I made some comments about moving out the linked list optimisation into a separate issue, however there are two tests that currently are sensitive to (I suspect) asserts inside the critical sections of the deoptimization. The tests are:

• vmTestbase/vm/mlvm/indy/stress/java/volatileCallSiteDekker/TestDescription.java
• vmTestbase/vm/mlvm/indy/stress/java/mutableCallSiteDekker/TestDescription.java

They will (most of the time) timeout on linux debug builds, but succeed with a larger timeoutFactor. I do not yet have access to a linux machine to debug and investigate more thoroughly, but I suspect that, as this test just keep rebinding CallSites in a loop, they trigger a lot of deoptimizations which creates a lot of contention on the Compile_lock and CodeCache_lock, and the longer critical sections (due to more asserts) increase the probability of contention slowdowns.

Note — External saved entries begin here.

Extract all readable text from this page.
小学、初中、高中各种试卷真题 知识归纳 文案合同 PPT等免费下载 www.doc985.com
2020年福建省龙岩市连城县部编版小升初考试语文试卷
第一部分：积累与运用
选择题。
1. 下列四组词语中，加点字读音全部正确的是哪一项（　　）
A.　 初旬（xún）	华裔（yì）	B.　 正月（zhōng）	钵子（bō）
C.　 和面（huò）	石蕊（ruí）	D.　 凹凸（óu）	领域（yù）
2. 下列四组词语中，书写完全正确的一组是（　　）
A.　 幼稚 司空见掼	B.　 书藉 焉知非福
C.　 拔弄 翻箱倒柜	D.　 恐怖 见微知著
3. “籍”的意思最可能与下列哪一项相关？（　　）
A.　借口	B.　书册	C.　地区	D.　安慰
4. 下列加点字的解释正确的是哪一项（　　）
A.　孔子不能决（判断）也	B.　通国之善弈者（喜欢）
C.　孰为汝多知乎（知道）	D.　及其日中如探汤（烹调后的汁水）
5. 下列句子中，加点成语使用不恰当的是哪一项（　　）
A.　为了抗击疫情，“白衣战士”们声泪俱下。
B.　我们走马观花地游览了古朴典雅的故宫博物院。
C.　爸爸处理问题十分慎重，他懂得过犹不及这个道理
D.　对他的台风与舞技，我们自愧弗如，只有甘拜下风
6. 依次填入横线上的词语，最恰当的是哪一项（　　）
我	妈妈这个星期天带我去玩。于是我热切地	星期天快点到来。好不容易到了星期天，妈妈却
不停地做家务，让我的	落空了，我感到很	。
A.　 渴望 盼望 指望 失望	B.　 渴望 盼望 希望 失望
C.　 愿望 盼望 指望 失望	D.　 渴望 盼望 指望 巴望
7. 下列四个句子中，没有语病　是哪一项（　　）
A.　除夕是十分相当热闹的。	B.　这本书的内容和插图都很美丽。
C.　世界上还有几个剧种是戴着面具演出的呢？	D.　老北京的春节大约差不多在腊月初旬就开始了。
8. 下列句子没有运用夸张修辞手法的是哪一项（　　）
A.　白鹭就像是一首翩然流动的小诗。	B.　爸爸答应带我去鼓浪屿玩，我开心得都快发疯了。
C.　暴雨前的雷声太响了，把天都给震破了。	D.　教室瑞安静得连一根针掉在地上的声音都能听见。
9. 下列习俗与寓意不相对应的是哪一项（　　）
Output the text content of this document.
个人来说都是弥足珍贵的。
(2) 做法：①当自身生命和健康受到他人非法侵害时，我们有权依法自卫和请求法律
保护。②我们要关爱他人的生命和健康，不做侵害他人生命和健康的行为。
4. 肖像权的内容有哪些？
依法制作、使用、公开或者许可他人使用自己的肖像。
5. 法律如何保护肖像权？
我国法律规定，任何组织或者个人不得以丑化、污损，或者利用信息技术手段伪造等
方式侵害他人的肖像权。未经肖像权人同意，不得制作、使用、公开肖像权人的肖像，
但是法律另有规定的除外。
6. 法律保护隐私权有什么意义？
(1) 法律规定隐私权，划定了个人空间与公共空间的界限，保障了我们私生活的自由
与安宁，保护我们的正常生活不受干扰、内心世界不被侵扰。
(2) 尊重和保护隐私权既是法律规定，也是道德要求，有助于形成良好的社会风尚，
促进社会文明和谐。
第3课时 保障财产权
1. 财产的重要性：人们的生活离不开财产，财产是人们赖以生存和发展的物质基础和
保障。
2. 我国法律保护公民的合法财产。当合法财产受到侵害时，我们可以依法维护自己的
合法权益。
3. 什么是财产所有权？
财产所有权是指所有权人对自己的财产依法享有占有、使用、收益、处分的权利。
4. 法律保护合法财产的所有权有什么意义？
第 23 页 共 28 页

With the bea67de the timeout problem goes away as we are not walking the CodeCache when we do not need to. The unnecessary CodeCache walking time to safepoint issue is what motivated the encapsulation in the first place.

Testing: Oracle Platforms Tier 1-5

[openjdk[bot]]

@xmas92 this pull request can not be integrated into master due to one or more merge conflicts. To resolve these merge conflicts and update this pull request you can run the following commands in the local repository for your personal fork:

git checkout JDK-8291237
git fetch https://git.openjdk.org/jdk master
git merge FETCH_HEAD
# resolve conflicts and follow the instructions given by git merge
git commit -m "Merge master"
git push

[xmas92]

Just an update and a call for reviews.

JDK-8290025 / #9741 was merged in 030ed7e which makes this change easier to reson about as the lifetime of nmethods are simpler. The merge was tested on oracle platforms tier 1-5.

[bridgekeeper[bot]]

@xmas92 This pull request has been inactive for more than 4 weeks and will be automatically closed if another 4 weeks passes without any activity. To avoid this, simply add a new comment to the pull request. Feel free to ask for assistance if you need help with progressing this pull request towards integration!

[bridgekeeper[bot]]

@xmas92 This pull request has been inactive for more than 8 weeks and will now be automatically closed. If you would like to continue working on this pull request in the future, feel free to reopen it! This can be done using the /open pull request command.